If you have the time and patience to put into their care, Quakers are relatively easy to rehabilitate compared to other parrots. Often, it's the broken bond with their original owner that affects them most. They just want to be loved and feel part of what they consider their flock. If you provide enough love and attention, they can turn around.
Once you develop the connection to a Quaker, you'll enjoy years of companionship. They enjoy cuddling and being petted on the head and many owners look forward to the excited squeaks that greet them when they get home.
These birds are delightfully entertaining as well and they're often referred to as little clowns. Most Quakers develop a great vocabulary and can even put together multiple phrases to get a point across. They can get sassy, too, which just plays into their spunky character. Mimicking sounds and singing are other talents of this little beauty.

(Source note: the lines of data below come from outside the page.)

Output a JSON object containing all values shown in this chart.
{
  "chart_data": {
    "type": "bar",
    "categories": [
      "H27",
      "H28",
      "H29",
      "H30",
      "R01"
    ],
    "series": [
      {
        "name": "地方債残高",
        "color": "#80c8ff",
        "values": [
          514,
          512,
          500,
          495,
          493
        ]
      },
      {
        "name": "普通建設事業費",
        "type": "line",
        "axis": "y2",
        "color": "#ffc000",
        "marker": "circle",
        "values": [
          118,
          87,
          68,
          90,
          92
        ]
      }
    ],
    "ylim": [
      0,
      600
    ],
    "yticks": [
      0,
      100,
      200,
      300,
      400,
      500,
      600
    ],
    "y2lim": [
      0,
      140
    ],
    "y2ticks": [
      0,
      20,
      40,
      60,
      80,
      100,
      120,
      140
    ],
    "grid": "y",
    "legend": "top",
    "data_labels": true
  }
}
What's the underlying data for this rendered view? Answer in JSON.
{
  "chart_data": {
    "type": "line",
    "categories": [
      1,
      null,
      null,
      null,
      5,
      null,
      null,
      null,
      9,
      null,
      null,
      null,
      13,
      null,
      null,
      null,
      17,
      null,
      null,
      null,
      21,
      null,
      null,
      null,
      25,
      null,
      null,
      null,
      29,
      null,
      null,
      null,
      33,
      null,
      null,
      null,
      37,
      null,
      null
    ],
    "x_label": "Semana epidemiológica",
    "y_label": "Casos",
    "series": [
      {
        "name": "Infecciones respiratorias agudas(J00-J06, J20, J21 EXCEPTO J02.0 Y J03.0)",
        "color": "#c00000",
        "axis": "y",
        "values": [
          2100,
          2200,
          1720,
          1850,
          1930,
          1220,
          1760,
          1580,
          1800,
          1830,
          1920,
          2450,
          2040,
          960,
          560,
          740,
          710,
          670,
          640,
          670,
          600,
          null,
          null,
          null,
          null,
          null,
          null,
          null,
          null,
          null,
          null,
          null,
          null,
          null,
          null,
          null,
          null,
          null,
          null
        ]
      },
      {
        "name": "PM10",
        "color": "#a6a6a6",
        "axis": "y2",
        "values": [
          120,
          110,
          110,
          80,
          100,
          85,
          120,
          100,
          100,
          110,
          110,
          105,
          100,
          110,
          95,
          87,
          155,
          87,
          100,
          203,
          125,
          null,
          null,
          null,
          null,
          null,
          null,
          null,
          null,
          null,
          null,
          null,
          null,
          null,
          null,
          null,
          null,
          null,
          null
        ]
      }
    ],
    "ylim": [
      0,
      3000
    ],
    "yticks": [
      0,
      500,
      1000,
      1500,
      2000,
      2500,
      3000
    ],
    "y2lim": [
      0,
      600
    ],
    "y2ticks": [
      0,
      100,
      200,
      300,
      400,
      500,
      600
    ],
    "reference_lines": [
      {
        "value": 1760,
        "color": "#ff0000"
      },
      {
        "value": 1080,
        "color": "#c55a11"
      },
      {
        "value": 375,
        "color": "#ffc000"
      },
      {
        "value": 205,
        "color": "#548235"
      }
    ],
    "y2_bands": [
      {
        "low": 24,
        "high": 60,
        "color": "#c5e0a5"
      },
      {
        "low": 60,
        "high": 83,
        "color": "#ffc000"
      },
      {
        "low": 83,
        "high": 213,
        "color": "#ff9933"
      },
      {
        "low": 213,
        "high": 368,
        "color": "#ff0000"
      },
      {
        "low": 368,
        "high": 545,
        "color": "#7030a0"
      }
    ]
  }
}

The loudness of this parrot is subjective. Some owners say that it's a quiet bird while others think they're too noisy. Indeed, Quakers are little chatterboxes, especially when you get more than one bird in a room. They certainly don't give out the ear-piercing screams of other parrots, but they will call out on occasion. A number of owners say that it's not at a level that bothers the neighbors, though.
Quakers are known to be extremely good eaters and their diet should mimic the fruits, vegetables, and nuts they eat in the wild. They thrive on fresh fruits and vegetables, leafy greens, nuts, and healthy table food. Root vegetables, peppers, and colorful produce are critical in their diets.
They do well in homes when this diet is supplemented with quality commercially formulated pellets and healthy seeds, such as hemp, flax, and chia seed. The occasional millet sprig is a welcomed snack.
Some Quakers tend to become overweight if allowed to indulge in too many fattening nuts and seed treats like sunflower seeds, peanuts, and millet. To prevent this, be sure to offer your Quaker fresh greens, legumes, pasta, and other vegetables as the main food source.
As with all parrots, fresh water should always be available. You should also avoid toxic foods for birds like avocado, chocolate, and coffee.
Quakers are very active birds and need to have an adequate amount of space in which to play. Their cage needs to be a minimum of 18 inches square, though they'll do even better in the largest one you can provide. Make sure it's tough, too. These birds not only like to chew, they are well known for learning how to open the cage and escaping as well.
Provide your Quaker with plenty of toys and a play gym as a place to burn off their energy and play. Providing toys on the gym is always welcome and they will give your Quaker parrot something to do. A bath inside the cage should be considered a must with this bird and acts as another form of entertainment.
The nest-building instinct is still alive and well in captive Quakers. Your bird may try to weave things into the bars of his cage or may choose to begin nesting in a corner of your house using random things he finds. For this reason (and others), it's best to supervise these curious birds during the hour or two they're allowed out of the cage to exercise each day.
This time outside of the cage is important in order to ensure that your pet stays happy and physically fit. Lots of small toys such as balls, bells, and smaller chew toys will engage and interest your bird in playtime activity. These very intelligent birds will often have fun with puzzle toys, some figuring out the secrets at a surprising speed.